Just a year after the establishment of the International Development Association in 1960, Ronnie and the then President of the World Bank broached with the Bank’s Executive Directors the idea of setting up a further affiliated institution, the center that became ICSID. By providing an international forum for the conciliation and arbitration of investment disputes, it could help to promote the flow of private foreign investment, ‘an objective of special concern to the Bank.’ Ronnie elaborated on the idea in an initial draft of the ICSID Convention that was favorably received by the Executive Directors. There followed successive drafts of the Convention that Ronnie skillfully negotiated with member governments. A final text was approved by the Executive Directors in March 1965 and opened by them for signature and ratification of member governments. The twentieth ratification was received—perhaps not coincidentally—from the Netherlands, on September 14, 1966. In accordance with its terms, the ICSID Convention came into force one month later. Early in 1967, the Administrative Council of ICSID held its Inaugural Meeting and elected Ronnie Secretary-General of the Centre, authorizing him to combine that function with continued service as General Counsel of the Bank. Ronnie remained Secretary-General of ICSID for the next 13 years. In that period, he oversaw the preparation of the ICSID Regulations and Rules and Model Clauses, registered the first ICSID cases, launched the Centre’s investment law publishing activities and introduced the ICSID Additional Facility (being made, in the meantime, Vice President as well as General Counsel of the Bank).

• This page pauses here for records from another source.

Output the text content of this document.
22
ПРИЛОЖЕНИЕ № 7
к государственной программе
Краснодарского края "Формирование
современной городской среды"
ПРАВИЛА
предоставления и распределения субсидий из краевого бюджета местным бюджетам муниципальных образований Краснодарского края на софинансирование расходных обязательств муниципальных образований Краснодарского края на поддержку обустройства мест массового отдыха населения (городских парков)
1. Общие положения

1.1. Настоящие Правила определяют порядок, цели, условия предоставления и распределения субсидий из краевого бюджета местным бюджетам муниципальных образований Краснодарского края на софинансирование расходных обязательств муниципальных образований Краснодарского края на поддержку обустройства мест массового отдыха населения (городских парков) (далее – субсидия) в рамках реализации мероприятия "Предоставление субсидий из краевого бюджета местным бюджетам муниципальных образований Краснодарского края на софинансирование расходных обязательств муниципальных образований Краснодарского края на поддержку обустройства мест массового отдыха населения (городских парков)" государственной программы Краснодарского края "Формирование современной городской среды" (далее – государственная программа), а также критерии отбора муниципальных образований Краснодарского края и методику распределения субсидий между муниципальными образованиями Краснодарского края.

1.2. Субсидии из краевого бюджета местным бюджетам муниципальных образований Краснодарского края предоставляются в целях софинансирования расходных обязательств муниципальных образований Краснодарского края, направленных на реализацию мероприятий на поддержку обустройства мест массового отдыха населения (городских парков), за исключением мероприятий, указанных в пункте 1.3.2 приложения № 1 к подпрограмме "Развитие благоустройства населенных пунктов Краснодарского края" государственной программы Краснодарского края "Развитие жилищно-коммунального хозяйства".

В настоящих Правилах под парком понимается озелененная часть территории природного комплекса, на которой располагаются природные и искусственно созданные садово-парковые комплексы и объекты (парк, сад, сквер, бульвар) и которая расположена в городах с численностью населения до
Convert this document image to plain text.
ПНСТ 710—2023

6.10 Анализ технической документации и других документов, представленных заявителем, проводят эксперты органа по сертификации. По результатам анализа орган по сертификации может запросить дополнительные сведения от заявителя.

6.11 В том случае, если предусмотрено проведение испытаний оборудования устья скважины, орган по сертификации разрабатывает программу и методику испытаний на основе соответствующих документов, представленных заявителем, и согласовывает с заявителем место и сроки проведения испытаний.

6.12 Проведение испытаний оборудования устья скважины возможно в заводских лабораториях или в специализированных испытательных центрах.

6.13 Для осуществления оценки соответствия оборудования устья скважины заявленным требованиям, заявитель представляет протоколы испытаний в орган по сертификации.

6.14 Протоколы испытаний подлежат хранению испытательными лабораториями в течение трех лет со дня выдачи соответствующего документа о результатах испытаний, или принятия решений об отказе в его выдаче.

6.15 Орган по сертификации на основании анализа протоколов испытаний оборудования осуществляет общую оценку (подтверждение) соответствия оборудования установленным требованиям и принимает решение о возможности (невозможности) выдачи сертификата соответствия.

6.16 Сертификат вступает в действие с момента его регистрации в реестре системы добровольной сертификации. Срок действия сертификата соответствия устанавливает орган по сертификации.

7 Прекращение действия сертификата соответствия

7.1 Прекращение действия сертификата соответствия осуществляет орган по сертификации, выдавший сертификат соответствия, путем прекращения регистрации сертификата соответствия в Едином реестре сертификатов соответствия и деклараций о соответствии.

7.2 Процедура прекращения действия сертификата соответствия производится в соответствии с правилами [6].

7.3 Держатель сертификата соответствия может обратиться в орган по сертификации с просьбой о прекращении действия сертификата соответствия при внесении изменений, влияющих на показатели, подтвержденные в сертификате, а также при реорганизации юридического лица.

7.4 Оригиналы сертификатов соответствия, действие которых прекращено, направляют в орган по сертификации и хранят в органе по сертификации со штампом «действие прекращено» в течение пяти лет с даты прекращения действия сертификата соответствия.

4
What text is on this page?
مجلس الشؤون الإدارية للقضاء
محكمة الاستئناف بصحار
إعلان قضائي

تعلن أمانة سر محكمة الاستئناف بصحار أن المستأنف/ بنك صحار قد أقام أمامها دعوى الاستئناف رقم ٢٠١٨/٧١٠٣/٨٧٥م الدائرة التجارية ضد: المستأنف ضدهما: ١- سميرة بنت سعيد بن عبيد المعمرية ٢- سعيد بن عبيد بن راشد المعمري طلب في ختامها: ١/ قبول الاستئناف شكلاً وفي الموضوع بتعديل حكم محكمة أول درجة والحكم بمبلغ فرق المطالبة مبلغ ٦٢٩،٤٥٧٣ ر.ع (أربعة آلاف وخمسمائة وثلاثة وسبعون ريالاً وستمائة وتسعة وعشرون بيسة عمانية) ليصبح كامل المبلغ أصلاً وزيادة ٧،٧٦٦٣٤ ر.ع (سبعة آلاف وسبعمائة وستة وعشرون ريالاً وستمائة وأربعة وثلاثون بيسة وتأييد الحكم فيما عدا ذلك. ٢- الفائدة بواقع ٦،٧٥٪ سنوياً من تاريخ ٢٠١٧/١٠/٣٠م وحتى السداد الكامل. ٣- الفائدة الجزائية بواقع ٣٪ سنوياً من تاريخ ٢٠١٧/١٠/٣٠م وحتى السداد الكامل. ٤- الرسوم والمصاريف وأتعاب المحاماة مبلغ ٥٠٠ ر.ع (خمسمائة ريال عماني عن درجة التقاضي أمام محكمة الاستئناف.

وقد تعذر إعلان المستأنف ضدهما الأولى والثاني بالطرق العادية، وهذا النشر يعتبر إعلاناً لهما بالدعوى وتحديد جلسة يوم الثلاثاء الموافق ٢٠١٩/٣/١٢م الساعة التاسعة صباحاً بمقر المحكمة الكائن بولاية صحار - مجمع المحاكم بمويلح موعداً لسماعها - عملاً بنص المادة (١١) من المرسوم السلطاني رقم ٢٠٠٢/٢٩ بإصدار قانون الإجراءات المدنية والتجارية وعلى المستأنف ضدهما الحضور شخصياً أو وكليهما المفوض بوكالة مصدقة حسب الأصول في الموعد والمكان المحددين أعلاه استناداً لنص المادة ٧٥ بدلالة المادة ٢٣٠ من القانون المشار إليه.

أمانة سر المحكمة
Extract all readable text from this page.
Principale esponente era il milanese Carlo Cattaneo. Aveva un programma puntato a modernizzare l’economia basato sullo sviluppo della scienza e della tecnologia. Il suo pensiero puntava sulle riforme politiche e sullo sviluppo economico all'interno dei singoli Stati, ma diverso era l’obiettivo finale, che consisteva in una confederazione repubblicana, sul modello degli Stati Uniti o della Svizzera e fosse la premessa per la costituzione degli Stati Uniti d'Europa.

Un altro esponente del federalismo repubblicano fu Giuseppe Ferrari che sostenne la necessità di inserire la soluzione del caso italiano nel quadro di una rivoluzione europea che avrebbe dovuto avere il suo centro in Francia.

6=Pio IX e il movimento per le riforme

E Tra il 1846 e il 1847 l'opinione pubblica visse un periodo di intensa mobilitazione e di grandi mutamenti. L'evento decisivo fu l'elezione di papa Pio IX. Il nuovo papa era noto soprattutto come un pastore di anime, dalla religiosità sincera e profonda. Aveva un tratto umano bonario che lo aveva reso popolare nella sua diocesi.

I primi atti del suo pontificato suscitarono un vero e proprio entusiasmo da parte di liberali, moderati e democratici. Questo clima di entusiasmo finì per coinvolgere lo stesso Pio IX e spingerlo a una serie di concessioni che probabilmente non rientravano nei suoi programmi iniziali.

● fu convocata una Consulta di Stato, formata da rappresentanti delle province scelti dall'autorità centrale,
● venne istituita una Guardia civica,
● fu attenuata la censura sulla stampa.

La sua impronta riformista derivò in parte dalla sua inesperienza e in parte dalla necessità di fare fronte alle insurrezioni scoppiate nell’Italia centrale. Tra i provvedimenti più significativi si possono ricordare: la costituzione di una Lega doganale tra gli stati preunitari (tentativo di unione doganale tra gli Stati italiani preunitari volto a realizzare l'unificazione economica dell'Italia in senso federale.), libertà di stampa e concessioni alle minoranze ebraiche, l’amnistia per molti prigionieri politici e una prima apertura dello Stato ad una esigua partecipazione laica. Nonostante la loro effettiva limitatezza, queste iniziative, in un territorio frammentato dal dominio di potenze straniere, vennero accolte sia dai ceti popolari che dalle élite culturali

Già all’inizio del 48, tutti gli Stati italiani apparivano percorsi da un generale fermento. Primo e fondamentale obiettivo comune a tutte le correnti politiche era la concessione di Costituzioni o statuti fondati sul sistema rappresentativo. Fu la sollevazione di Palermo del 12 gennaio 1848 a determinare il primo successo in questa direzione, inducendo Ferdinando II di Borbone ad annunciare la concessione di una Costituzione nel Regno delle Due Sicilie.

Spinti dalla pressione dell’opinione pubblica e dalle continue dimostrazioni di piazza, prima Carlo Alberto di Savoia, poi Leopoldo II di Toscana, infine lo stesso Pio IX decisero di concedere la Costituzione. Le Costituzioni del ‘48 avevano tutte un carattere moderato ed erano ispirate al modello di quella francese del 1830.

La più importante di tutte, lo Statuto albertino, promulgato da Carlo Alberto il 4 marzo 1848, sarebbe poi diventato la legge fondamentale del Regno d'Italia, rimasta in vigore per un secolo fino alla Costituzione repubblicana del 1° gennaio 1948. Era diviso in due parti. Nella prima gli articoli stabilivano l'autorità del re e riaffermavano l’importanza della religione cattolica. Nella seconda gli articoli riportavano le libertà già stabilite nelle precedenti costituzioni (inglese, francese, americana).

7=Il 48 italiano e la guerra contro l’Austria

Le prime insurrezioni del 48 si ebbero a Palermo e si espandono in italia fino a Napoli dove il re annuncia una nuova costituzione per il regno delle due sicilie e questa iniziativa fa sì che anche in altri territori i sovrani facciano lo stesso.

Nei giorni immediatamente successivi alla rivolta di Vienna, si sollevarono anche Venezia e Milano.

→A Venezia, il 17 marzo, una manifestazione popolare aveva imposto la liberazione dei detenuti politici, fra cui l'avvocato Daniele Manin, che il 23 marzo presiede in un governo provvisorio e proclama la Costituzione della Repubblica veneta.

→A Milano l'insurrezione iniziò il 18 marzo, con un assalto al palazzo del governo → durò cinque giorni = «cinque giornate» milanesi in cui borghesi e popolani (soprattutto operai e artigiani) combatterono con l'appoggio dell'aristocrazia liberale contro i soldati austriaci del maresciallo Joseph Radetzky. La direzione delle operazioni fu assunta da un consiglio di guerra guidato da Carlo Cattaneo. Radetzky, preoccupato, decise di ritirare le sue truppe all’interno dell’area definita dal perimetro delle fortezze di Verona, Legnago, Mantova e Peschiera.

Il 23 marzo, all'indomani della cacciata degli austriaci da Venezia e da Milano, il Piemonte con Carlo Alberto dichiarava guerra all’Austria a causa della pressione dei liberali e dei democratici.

When Ronnie first came to the Bank in 1946, his plan was to work there for no more than five years. Fortunately for the Bank and ICSID, he instead stayed, as he put it, 'until the end.' He retired from his World Bank position in 1979 and from his ICSID service the following year. On his retirement from the Bank, Ronnie was decorated by the Dutch government Commander in the Order of Orange-Nassau.

In 1982, Kitty died in a burglary of their Washington home. Despite that tragedy, Ronnie continued his professional activities. As an observer representing the International Council for Commercial Arbitration, Ronnie participated in the working group and plenary sessions of UNCITRAL on its Model Law on International Commercial Arbitration. He worked as a consultant for the UN Centre on Transnational Corporations. He took justifiable pride in also serving as the presiding arbitrator in two ICSID cases and as the member of an annulment committee in a third case. Ronnie’s writings included his magnificent lectures at the Hague Academy of International Law on the World Bank and ICSID, a lively commentary on the UNCITRAL Model Law and incisive articles on the finality and enforcement of ICSID arbitral awards. Most of these were republished in an invaluable collection of Ronnie’s Selected Essays, which appeared two years before he passed away in 1997.